1.    Maximize Writing off Deductions. The rules that govern write-offs might seem simple. There are the obvious deductions: expenditures in such areas as business travel, office equipment, salaries, and rent. There are also potential deductions that are not as obvious which are sometimes overlooked. For example, some losses a business incurs might be deducted against the business owner’s personal income to reduce taxes. If the business owner’s losses exceed personal income for the year, you can use some of the losses for that year to reduce taxable income in future years. Another not so well known deduction is to combine business and pleasure. If more than half of a personal trip is devoted to business, you should deduct the travel costs and other business-related expenses.

2.    Pay Quarterly Estimated Taxes. Paying quarterly estimated taxes can be a troubling time for many small businesses. Cash flow problems and IRS penalties can occur if you fail to keep up with estimated taxes. But how do you know if your business should pay estimated taxes? If your total tax bill in a given year will exceed $500, you should probably pay quarterly estimated taxes. By the end of the year, you must pay either 90% of the tax you owe or 100% of last year’s tax (the figure is 110% if a business’s income exceeds $150,000). You can calculate quarterly estimated taxes by subtracting your expenses from your income each quarter and applying your income tax rate (and any self-employment tax rate) to the resulting figure (their quarterly profit).

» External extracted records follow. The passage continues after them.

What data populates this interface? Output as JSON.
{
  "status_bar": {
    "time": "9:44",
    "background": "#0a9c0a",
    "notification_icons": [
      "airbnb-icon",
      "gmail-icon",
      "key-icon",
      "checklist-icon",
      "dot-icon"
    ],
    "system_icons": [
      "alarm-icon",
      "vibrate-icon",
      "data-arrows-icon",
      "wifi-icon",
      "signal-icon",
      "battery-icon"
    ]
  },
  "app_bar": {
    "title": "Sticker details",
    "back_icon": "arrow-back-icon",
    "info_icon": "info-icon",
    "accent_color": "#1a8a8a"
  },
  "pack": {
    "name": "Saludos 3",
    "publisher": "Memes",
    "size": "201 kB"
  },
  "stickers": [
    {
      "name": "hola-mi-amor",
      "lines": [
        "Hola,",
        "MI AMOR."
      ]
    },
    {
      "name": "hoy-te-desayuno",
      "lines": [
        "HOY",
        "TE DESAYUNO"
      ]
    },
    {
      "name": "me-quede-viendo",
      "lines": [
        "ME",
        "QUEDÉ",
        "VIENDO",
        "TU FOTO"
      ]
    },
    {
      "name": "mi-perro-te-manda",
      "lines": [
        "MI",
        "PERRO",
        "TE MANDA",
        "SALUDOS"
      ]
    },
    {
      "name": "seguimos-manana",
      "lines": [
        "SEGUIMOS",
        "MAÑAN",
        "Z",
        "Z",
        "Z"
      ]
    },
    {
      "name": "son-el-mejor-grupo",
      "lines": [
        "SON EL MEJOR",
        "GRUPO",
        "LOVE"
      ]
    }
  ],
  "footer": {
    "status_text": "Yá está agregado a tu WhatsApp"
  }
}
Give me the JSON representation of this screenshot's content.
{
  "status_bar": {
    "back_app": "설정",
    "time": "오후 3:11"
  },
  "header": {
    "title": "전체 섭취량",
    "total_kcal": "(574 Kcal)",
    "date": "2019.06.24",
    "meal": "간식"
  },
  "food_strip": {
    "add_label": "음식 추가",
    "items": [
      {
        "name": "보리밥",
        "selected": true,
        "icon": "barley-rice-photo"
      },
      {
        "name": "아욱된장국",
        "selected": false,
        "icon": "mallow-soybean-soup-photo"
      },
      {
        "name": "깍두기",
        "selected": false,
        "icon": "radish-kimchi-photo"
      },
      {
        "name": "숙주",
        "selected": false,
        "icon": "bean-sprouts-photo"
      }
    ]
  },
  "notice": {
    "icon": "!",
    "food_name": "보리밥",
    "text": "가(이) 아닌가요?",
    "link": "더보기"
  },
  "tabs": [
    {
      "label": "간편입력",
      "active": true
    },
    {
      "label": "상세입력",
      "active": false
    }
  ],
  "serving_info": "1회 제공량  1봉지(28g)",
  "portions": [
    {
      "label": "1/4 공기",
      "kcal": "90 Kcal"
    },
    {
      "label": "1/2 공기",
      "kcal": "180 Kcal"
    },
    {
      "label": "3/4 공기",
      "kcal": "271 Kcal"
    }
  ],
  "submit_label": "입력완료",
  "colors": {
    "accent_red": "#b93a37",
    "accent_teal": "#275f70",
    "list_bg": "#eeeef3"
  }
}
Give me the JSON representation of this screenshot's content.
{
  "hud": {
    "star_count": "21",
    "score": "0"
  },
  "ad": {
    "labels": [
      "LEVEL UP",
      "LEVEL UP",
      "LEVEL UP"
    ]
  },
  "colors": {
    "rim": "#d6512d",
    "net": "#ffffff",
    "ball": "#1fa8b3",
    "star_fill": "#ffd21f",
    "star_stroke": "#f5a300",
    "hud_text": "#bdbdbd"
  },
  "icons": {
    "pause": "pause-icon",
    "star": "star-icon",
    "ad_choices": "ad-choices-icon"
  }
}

3.    Keep Up with Your Sales Tax. While most services continue to remain exempt from sales tax, most products are taxable. When you sell a product or service that is taxable, you must register it with your state’s tax authority. You must track taxable and nontaxable sales and include them on the company’s sales tax return. Another important sales tax tip to remember is that if you do not have a physical presence in another state, but sell items via the internet or by catalog in that state, you might be subject to a state’s "use tax,” but typically not to that state’s sales tax. Just be aware of your sales tax responsibilities in all states in which you do business.

4.    Use Charitable Contributions Wisely. To get the maximum tax benefits, remember these basic rules: Only contributions to charities listed as qualified organizations by the IRS are deductible. Contributions of more than $250 require a letter of receipt from the qualified organization. For contributions of less than $250, a canceled check is sufficient. Keep in mind that you cannot deduct contributions already written off as a depreciated asset, the value of time or services you volunteer, or the part of a contribution that benefits you.

5.    Don’t Confuse Loans and Income. Most business loans are not considered income. An exception to this rule is when you negotiate with a creditor or lender to reduce your debt. You still owe taxes on any forgiven amount of this debt. One good thing about business loans, however, is their ability to offer substantial tax benefits. The principal and interest you pay on your loan are business expenses and you can deduct them from your taxes as such. To take advantage of a tax deduction, you must report the total amount of the loan, and the assets and expenditures financed must be necessary for you to operate your business.

Accurately recording your taxes is of the utmost importance, but it’s just as important to your business to take advantage of all possible deductions. Please consult with your tax accountant or consultant to determine if these tips can be useful for your business. If you continue to have questions about any of these topics, the IRS small business website provides further resources.